Future studies aimed at examining outcomes associated with multiple versus single medication treatment ideally should employ random assignment to fixed and comparable alternative regimens, with efforts to control additional adjunctive pharmacological and psychosocial components of treatment. Such requirements obviously are not easily attained, and such studies are not likely to receive support from the pharmaceutical industry, since multiple proprietary products are involved. A potentially informative, if scientifically less satisfactory, alternative to randomized studies would be large, prospective, naturalistic studies that systematically acquire data on dosing, adverse events, and clinical outcomes during the elective use of regimens of varied complexity.
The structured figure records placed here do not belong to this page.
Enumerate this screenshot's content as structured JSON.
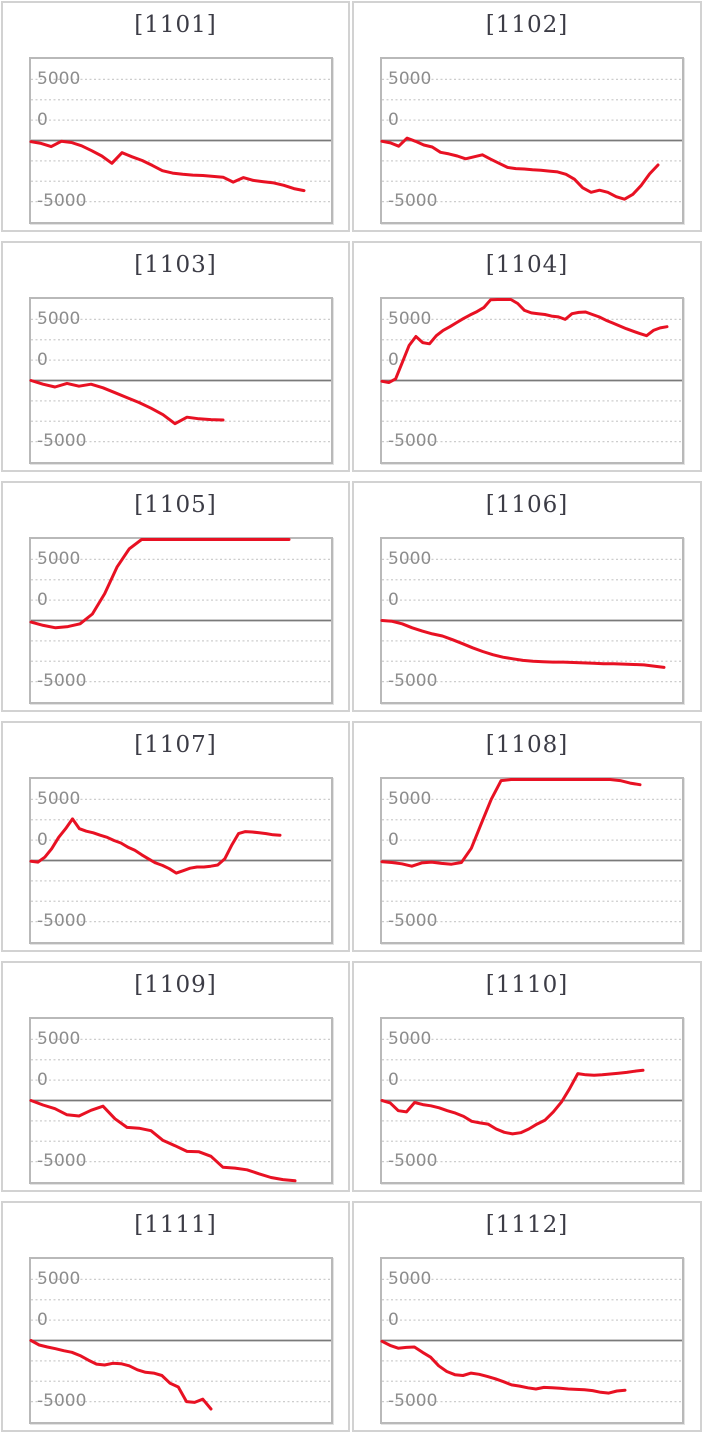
{
  "page": {
    "background": "#ffffff",
    "description": "grid of 12 machine payout line charts"
  },
  "colors": {
    "series_line": "#e81123",
    "zero_line": "#7a7a7a",
    "grid_line": "#cdcdcd",
    "plot_border": "#b9b9b9",
    "cell_border": "#d2d2d2",
    "title_text": "#3c3c46",
    "axis_label_text": "#8d8d8d"
  },
  "chart_data": {
    "type": "line",
    "common_axis": {
      "ylim": [
        -10000,
        10000
      ],
      "grid_step": 2500,
      "grid_style": "dotted",
      "zero_line": true,
      "tick_labels": [
        "5000",
        "0",
        "-5000"
      ],
      "tick_values": [
        5000,
        0,
        -5000
      ],
      "legend": "none",
      "xlabel": "",
      "ylabel": ""
    },
    "charts": [
      {
        "title": "[1101]",
        "x_end": 0.91,
        "values": [
          -150,
          -350,
          -750,
          -100,
          -250,
          -650,
          -1250,
          -1900,
          -2800,
          -1500,
          -2000,
          -2450,
          -3050,
          -3700,
          -4000,
          -4150,
          -4250,
          -4300,
          -4400,
          -4500,
          -5100,
          -4550,
          -4900,
          -5050,
          -5200,
          -5500,
          -5900,
          -6150
        ]
      },
      {
        "title": "[1102]",
        "x_end": 0.92,
        "values": [
          -100,
          -300,
          -700,
          300,
          -100,
          -550,
          -800,
          -1450,
          -1650,
          -1900,
          -2250,
          -2000,
          -1750,
          -2300,
          -2800,
          -3300,
          -3450,
          -3500,
          -3600,
          -3650,
          -3750,
          -3850,
          -4150,
          -4750,
          -5800,
          -6350,
          -6100,
          -6350,
          -6900,
          -7200,
          -6600,
          -5500,
          -4100,
          -3000
        ]
      },
      {
        "title": "[1103]",
        "x_end": 0.64,
        "values": [
          0,
          -450,
          -800,
          -350,
          -700,
          -450,
          -900,
          -1500,
          -2100,
          -2700,
          -3400,
          -4200,
          -5300,
          -4500,
          -4700,
          -4800,
          -4850
        ]
      },
      {
        "title": "[1104]",
        "x_end": 0.95,
        "values": [
          -100,
          -250,
          200,
          2250,
          4300,
          5400,
          4650,
          4500,
          5500,
          6150,
          6600,
          7100,
          7600,
          8050,
          8450,
          8950,
          9900,
          10200,
          10100,
          9950,
          9450,
          8600,
          8300,
          8200,
          8100,
          7900,
          7800,
          7500,
          8200,
          8350,
          8400,
          8100,
          7800,
          7400,
          7050,
          6700,
          6350,
          6050,
          5750,
          5500,
          6150,
          6450,
          6600
        ]
      },
      {
        "title": "[1105]",
        "x_end": 0.86,
        "values": [
          -200,
          -600,
          -900,
          -750,
          -400,
          800,
          3300,
          6550,
          8800,
          11000,
          12500,
          13000,
          12800,
          13000,
          12900,
          13000,
          13000,
          12900,
          13000,
          12950,
          13000,
          12900
        ]
      },
      {
        "title": "[1106]",
        "x_end": 0.94,
        "values": [
          0,
          -100,
          -400,
          -900,
          -1300,
          -1650,
          -1900,
          -2350,
          -2850,
          -3350,
          -3800,
          -4200,
          -4500,
          -4700,
          -4900,
          -5000,
          -5050,
          -5100,
          -5100,
          -5150,
          -5200,
          -5250,
          -5300,
          -5300,
          -5350,
          -5400,
          -5450,
          -5600,
          -5750
        ]
      },
      {
        "title": "[1107]",
        "x_end": 0.83,
        "values": [
          -100,
          -200,
          400,
          1450,
          2850,
          3900,
          5100,
          3900,
          3600,
          3400,
          3100,
          2850,
          2450,
          2150,
          1650,
          1250,
          700,
          200,
          -300,
          -600,
          -1000,
          -1550,
          -1250,
          -950,
          -800,
          -800,
          -700,
          -550,
          200,
          1850,
          3300,
          3550,
          3500,
          3400,
          3300,
          3150,
          3100
        ]
      },
      {
        "title": "[1108]",
        "x_end": 0.86,
        "values": [
          -150,
          -250,
          -400,
          -700,
          -300,
          -200,
          -350,
          -450,
          -250,
          1500,
          4500,
          7500,
          9800,
          10800,
          11000,
          11200,
          11000,
          11100,
          11050,
          11000,
          11000,
          10900,
          10700,
          10400,
          9800,
          9500,
          9300
        ]
      },
      {
        "title": "[1109]",
        "x_end": 0.88,
        "values": [
          0,
          -550,
          -1000,
          -1750,
          -1900,
          -1200,
          -700,
          -2250,
          -3300,
          -3400,
          -3700,
          -4900,
          -5550,
          -6250,
          -6300,
          -6850,
          -8200,
          -8300,
          -8500,
          -9000,
          -9450,
          -9700,
          -9850
        ]
      },
      {
        "title": "[1110]",
        "x_end": 0.87,
        "values": [
          0,
          -300,
          -1250,
          -1400,
          -250,
          -500,
          -650,
          -900,
          -1250,
          -1550,
          -1950,
          -2550,
          -2750,
          -2900,
          -3500,
          -3900,
          -4100,
          -3950,
          -3500,
          -2900,
          -2400,
          -1400,
          -200,
          1450,
          3300,
          3150,
          3100,
          3150,
          3250,
          3350,
          3450,
          3600,
          3700
        ]
      },
      {
        "title": "[1111]",
        "x_end": 0.6,
        "values": [
          0,
          -550,
          -800,
          -1000,
          -1250,
          -1450,
          -1850,
          -2400,
          -2900,
          -3000,
          -2800,
          -2850,
          -3100,
          -3600,
          -3900,
          -4000,
          -4300,
          -5250,
          -5700,
          -7500,
          -7600,
          -7200,
          -8400
        ]
      },
      {
        "title": "[1112]",
        "x_end": 0.81,
        "values": [
          -100,
          -600,
          -950,
          -850,
          -800,
          -1450,
          -2050,
          -3100,
          -3800,
          -4200,
          -4300,
          -4000,
          -4150,
          -4400,
          -4700,
          -5050,
          -5450,
          -5600,
          -5800,
          -5950,
          -5750,
          -5800,
          -5850,
          -5950,
          -6000,
          -6050,
          -6150,
          -6350,
          -6450,
          -6200,
          -6100
        ]
      }
    ]
  }
}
In conclusion, there is currently no empirical foundation for the evidently increasingly common clinical practice of combining antipsychotic drugs in the short- or long-term treatment of severely mentally ill patients. The consequences of this practice, even in short-term use, are uncertain, although the present findings do not indicate a favorable cost/benefit relationship for hospitalized and mainly psychotic or manic patients. The unknown potential for adverse long-term iatrogenic effects of antipsychotic polytherapy, and of psychiatric polytherapy in general, is of even greater concern. The practice appears to arise from the unwarranted, and potentially harmful, presumption that greater benefits should be achieved with more aggressive treatment at minimal or no extra risk or cost.